For vitamins, anti-anemic preparations, and antibacterials for systemic use, we considered mobility and balance problems as a confounder because we do not think that they act as an intermediate in the causal pathway corresponding to these medications. Without adjusting for mobility and balance problems in the final models, these medications have significant association with recurrent falling, but it is probable that the medications act as proxies for illness and hence adjustment seems justified. More research is needed to determine whether or not these groups are truly associated with recurrent falling.
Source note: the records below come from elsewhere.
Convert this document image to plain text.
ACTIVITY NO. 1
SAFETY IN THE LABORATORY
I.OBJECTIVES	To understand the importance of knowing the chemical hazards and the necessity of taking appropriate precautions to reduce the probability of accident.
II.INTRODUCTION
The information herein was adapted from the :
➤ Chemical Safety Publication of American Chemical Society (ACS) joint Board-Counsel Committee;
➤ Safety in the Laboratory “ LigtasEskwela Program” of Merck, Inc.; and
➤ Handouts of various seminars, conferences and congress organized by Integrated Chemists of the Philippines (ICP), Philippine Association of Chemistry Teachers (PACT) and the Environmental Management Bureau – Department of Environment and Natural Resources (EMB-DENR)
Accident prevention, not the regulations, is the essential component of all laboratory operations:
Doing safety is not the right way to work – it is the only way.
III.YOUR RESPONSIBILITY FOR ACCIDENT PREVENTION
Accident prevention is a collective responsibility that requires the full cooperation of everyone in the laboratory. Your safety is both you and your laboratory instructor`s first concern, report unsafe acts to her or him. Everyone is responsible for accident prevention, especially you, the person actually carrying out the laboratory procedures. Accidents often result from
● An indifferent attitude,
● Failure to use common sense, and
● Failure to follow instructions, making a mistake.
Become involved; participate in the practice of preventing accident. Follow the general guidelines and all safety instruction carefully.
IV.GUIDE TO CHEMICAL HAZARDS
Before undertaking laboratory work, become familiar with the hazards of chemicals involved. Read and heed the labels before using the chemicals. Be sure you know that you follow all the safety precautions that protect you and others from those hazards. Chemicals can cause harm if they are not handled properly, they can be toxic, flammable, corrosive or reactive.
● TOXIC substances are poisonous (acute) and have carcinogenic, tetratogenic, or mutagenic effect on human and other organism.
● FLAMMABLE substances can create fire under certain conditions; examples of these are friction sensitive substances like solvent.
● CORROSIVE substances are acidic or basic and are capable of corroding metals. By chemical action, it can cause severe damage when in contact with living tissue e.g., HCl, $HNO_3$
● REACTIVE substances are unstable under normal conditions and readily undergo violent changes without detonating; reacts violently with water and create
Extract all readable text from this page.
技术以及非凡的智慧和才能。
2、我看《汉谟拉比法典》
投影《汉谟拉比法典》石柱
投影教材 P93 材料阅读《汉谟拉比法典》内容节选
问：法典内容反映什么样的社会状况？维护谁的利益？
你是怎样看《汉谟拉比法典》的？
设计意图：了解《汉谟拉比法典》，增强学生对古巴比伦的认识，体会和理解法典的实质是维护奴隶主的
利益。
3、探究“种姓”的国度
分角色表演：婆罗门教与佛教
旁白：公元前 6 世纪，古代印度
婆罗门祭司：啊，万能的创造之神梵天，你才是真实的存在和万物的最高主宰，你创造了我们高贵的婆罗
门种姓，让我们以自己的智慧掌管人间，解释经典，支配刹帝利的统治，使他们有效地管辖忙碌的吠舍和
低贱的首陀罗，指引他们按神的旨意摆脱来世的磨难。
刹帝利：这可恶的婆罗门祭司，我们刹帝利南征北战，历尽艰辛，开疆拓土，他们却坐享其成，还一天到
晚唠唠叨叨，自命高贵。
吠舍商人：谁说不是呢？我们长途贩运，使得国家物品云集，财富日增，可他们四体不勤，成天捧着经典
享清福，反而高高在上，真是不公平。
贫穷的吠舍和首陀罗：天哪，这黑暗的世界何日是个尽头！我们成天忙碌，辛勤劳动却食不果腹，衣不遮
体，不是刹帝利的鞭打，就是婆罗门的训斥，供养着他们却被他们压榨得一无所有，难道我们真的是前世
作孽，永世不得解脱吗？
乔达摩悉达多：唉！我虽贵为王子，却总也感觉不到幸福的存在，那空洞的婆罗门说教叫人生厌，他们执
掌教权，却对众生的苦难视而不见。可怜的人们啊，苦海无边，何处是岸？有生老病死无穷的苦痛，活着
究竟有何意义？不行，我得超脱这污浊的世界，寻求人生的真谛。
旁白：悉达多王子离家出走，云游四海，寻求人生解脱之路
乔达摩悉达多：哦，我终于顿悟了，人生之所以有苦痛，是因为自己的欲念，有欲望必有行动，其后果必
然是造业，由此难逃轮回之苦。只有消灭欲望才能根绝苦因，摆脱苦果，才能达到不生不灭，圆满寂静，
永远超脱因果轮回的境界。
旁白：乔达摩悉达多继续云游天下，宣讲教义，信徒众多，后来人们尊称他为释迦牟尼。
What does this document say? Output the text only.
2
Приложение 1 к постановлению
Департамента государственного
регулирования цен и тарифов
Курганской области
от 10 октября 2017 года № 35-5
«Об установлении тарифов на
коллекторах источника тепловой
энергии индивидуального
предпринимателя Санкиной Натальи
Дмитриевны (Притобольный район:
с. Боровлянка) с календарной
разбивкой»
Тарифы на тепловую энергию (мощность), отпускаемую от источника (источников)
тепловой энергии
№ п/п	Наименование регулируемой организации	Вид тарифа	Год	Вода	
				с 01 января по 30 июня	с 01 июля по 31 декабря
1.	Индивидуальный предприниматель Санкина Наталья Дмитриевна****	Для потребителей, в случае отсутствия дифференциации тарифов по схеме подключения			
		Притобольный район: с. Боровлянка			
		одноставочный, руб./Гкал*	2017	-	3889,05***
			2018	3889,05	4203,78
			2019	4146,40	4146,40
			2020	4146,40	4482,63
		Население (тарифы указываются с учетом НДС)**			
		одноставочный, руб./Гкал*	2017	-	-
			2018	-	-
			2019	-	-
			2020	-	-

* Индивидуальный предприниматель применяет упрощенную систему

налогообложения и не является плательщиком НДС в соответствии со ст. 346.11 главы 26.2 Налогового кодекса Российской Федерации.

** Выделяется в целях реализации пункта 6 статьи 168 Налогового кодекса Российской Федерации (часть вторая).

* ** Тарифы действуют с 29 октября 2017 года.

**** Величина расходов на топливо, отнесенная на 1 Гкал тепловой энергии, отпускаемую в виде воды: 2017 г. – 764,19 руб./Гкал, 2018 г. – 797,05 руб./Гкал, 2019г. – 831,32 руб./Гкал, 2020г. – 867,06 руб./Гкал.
Our study is the largest study exclusively focusing on the association between medications and recurrent falls in elderly patients. In addition, the self-reported drug use is likely to better represent actual, not only prescribed, use. Nevertheless, our study also has some limitations. First, we did not know for which specific medical reasons the reported medications were prescribed, which could affect the ATC coding and hinder adjusting for these specific reasons. However, the (side) effect of the medication will not change due to a different ATC coding. In addition, we were not able to consider the period of exposure to a certain drug due to a lack of this information. However, these are the medications the patient was taking at the time the fall occurred, and it is likely that most medications had been used for some time before the fall occurred. Second, our study had a cross-sectional observational design; therefore, establishing a causal relation is not possible. Some of these correlations may reflect the frailty of the patients rather than a direct relationship with recurrent falls. Third, our evidence was based solely on medication names reported by the patients without information on dosage or therapy duration. Fourth, although the CTI has been validated for recurrent falls, the risk of recall bias is still present [23]. The registration of recurrent falls may therefore be susceptible to misclassification. Finally, this study cannot rule out confounding by indication, nevertheless we were partly able to correct for this by including covariates addressing geriatric conditions such as poor mobility and vision.

5 Conclusion

Although the benefit of a FRID will sometimes outweigh the risk, clinicians should be aware of potential risks of recurrent falls due to the use of drugs from certain medication classes. It appears that some FRIDs increase not only the initial risk of falls but also carry lasting increased fall risk even compared with the risk of single falls. In this study, we showed four relatively new FRID classes associated with recurrent falls. In part, these classes may act as markers of frailty and comorbidity, or they may reflect differences in the risk factors affecting the older, frailer population that tends to sustain recurrent falls. Further investigation, preferably in prospective cohorts, is needed to elucidate causes and ways to prevent recurrent falls, including FRID withdrawal.